Sonda (English: Probe) was a popular Polish television science series broadcast between 1977 and 1989. It was presented by economist Zdzisław Kamiński and physicist Andrzej Kurek. Over 12 years of broadcasting, the program became the most popular and appreciated science TV show in Poland, achieving cult status for a generation. The program ended with the death of its hosts in a car accident on September 29, 1989.

The program's popularity stems from its unique formula, which involved addressing a specific scientific or technological problem in each episode. The show was formatted as a “never-ending” discussion between a skeptic and an enthusiast (Kamiński and Kurek), who carried out hands-on demonstrations and experiments to illustrate their arguments. The discussion contained elements of humor and performance: the hosts were often dressed up in costumes. The show was interspersed with documentary footage presenting a broader view of the issues discussed.

==Production==
A total of 529 episodes were broadcast. Many of the broadcast tapes have been erased (reused for newer episodes), however, a few deleted episodes, which persisted in private recordings (VCR or U-Matic) were set in 2023 into YouTube.

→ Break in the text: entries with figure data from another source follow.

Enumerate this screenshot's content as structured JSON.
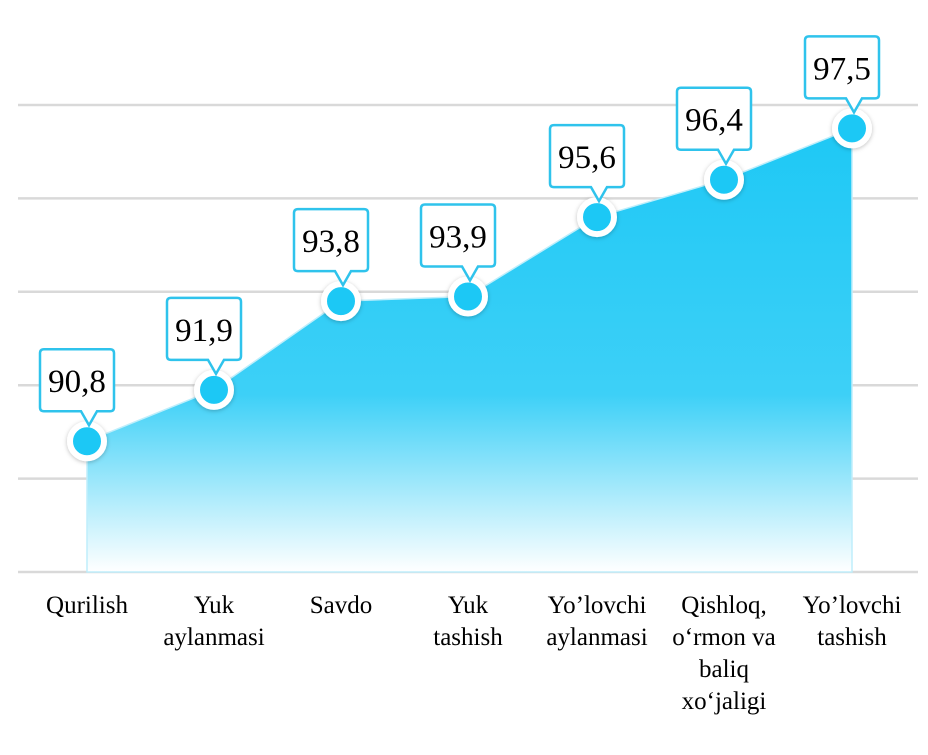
{
  "chart_data": {
    "type": "area",
    "title": "",
    "xlabel": "",
    "ylabel": "",
    "categories": [
      "Qurilish",
      "Yuk\naylanmasi",
      "Savdo",
      "Yuk\ntashish",
      "Yo’lovchi\naylanmasi",
      "Qishloq,\no‘rmon va\nbaliq\nxo‘jaligi",
      "Yo’lovchi\ntashish"
    ],
    "values": [
      90.8,
      91.9,
      93.8,
      93.9,
      95.6,
      96.4,
      97.5
    ],
    "value_labels": [
      "90,8",
      "91,9",
      "93,8",
      "93,9",
      "95,6",
      "96,4",
      "97,5"
    ],
    "ylim": [
      88,
      98
    ],
    "grid": true,
    "legend": "none",
    "colors": {
      "fill_top": "#1ec8f5",
      "fill_bottom": "#ffffff",
      "marker": "#1ec8f5",
      "callout_border": "#2fc3ec",
      "grid": "#d9d9d9"
    }
  }
}
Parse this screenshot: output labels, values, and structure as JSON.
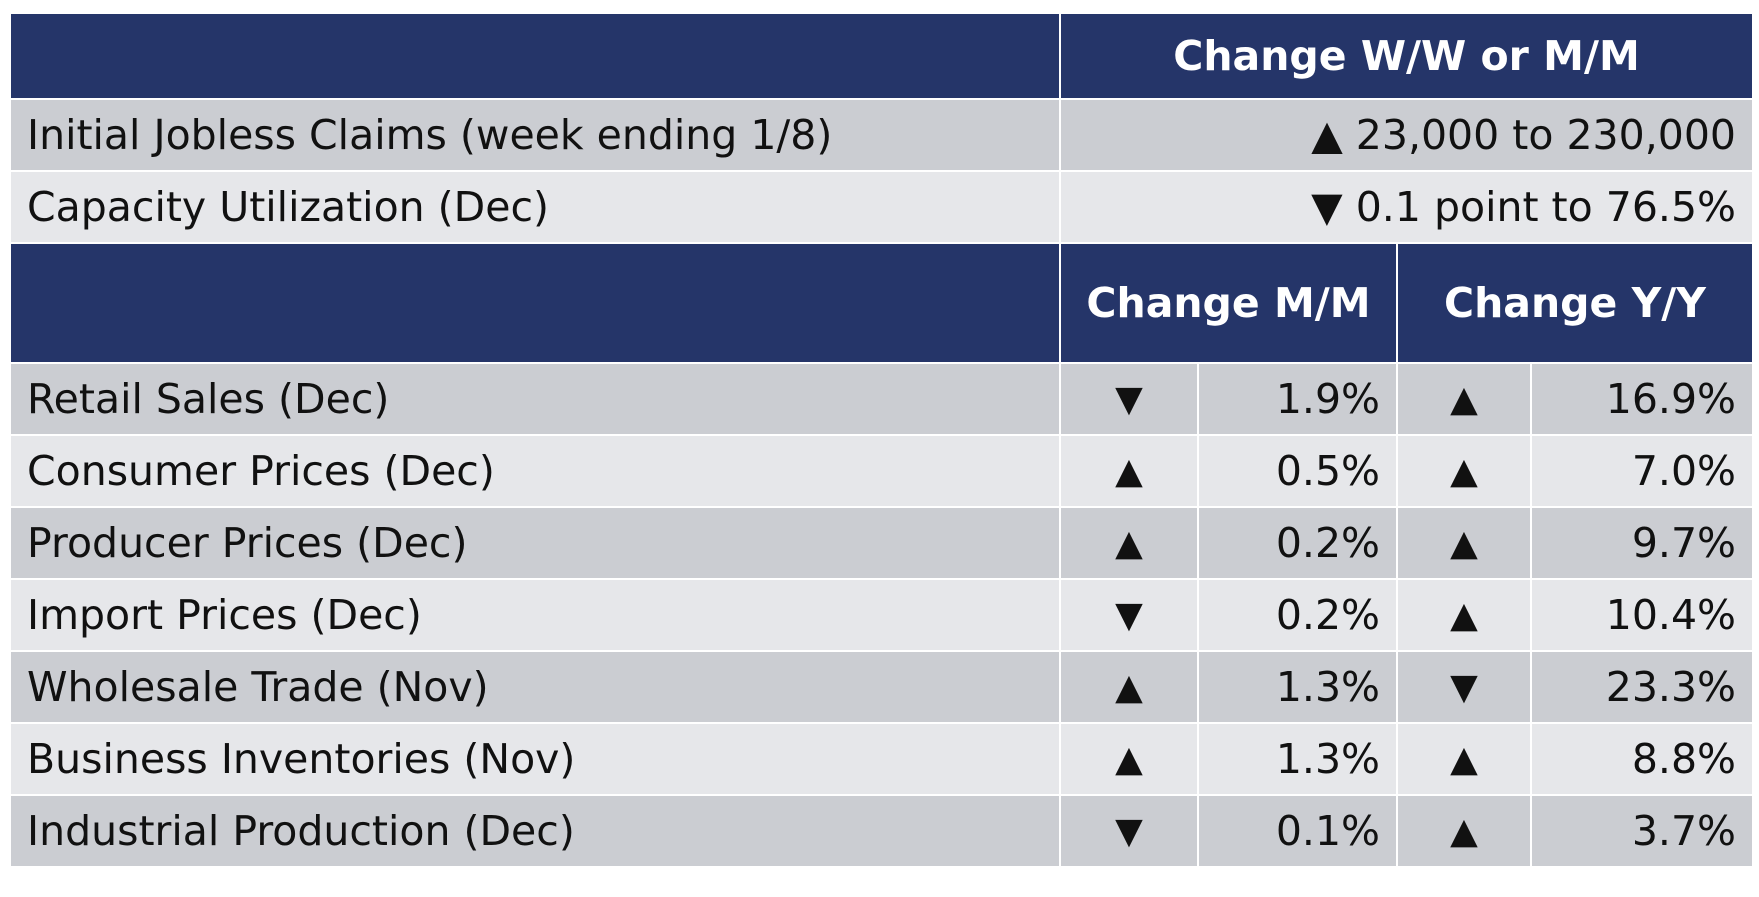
{
  "header_top": {
    "col_left": "",
    "col_right": "Change W/W or M/M"
  },
  "weekly_rows": [
    {
      "label": "Initial Jobless Claims (week ending 1/8)",
      "value": "▲ 23,000 to 230,000"
    },
    {
      "label": "Capacity Utilization (Dec)",
      "value": "▼ 0.1 point to 76.5%"
    }
  ],
  "header_mid": {
    "col_left": "",
    "col_mm": "Change M/M",
    "col_yy": "Change Y/Y"
  },
  "monthly_rows": [
    {
      "label": "Retail Sales (Dec)",
      "mm_dir": "▼",
      "mm_val": "1.9%",
      "yy_dir": "▲",
      "yy_val": "16.9%"
    },
    {
      "label": "Consumer Prices (Dec)",
      "mm_dir": "▲",
      "mm_val": "0.5%",
      "yy_dir": "▲",
      "yy_val": "7.0%"
    },
    {
      "label": "Producer Prices (Dec)",
      "mm_dir": "▲",
      "mm_val": "0.2%",
      "yy_dir": "▲",
      "yy_val": "9.7%"
    },
    {
      "label": "Import Prices (Dec)",
      "mm_dir": "▼",
      "mm_val": "0.2%",
      "yy_dir": "▲",
      "yy_val": "10.4%"
    },
    {
      "label": "Wholesale Trade (Nov)",
      "mm_dir": "▲",
      "mm_val": "1.3%",
      "yy_dir": "▼",
      "yy_val": "23.3%"
    },
    {
      "label": "Business Inventories (Nov)",
      "mm_dir": "▲",
      "mm_val": "1.3%",
      "yy_dir": "▲",
      "yy_val": "8.8%"
    },
    {
      "label": "Industrial Production (Dec)",
      "mm_dir": "▼",
      "mm_val": "0.1%",
      "yy_dir": "▲",
      "yy_val": "3.7%"
    }
  ],
  "colors": {
    "header_bg": "#253569",
    "row_dark": "#cbcdd2",
    "row_light": "#e6e7ea"
  }
}
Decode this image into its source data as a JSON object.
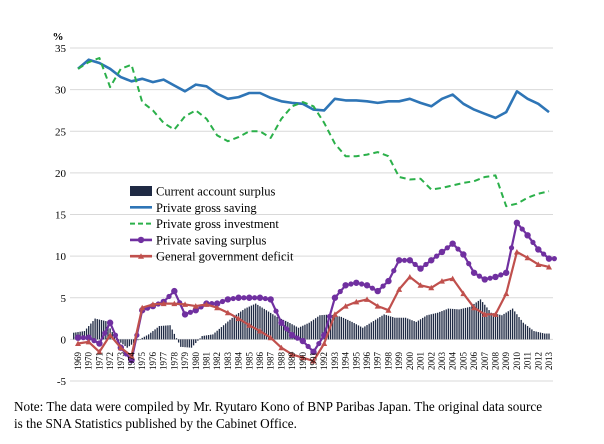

The program is notable for its use of music, much of it by electronic music artists such as Vangelis and Jean-Michel Jarre, or by artists associated with the Sonoton Production Music Library label. The theme tune was a slightly shortened version of an instrumental piece called "Visitation", composed and recorded in 1971 by Mike Vickers (a former member of Manfred Mann).

The opening and end titles of later editions were prepared by Kurek using his ZX Spectrum.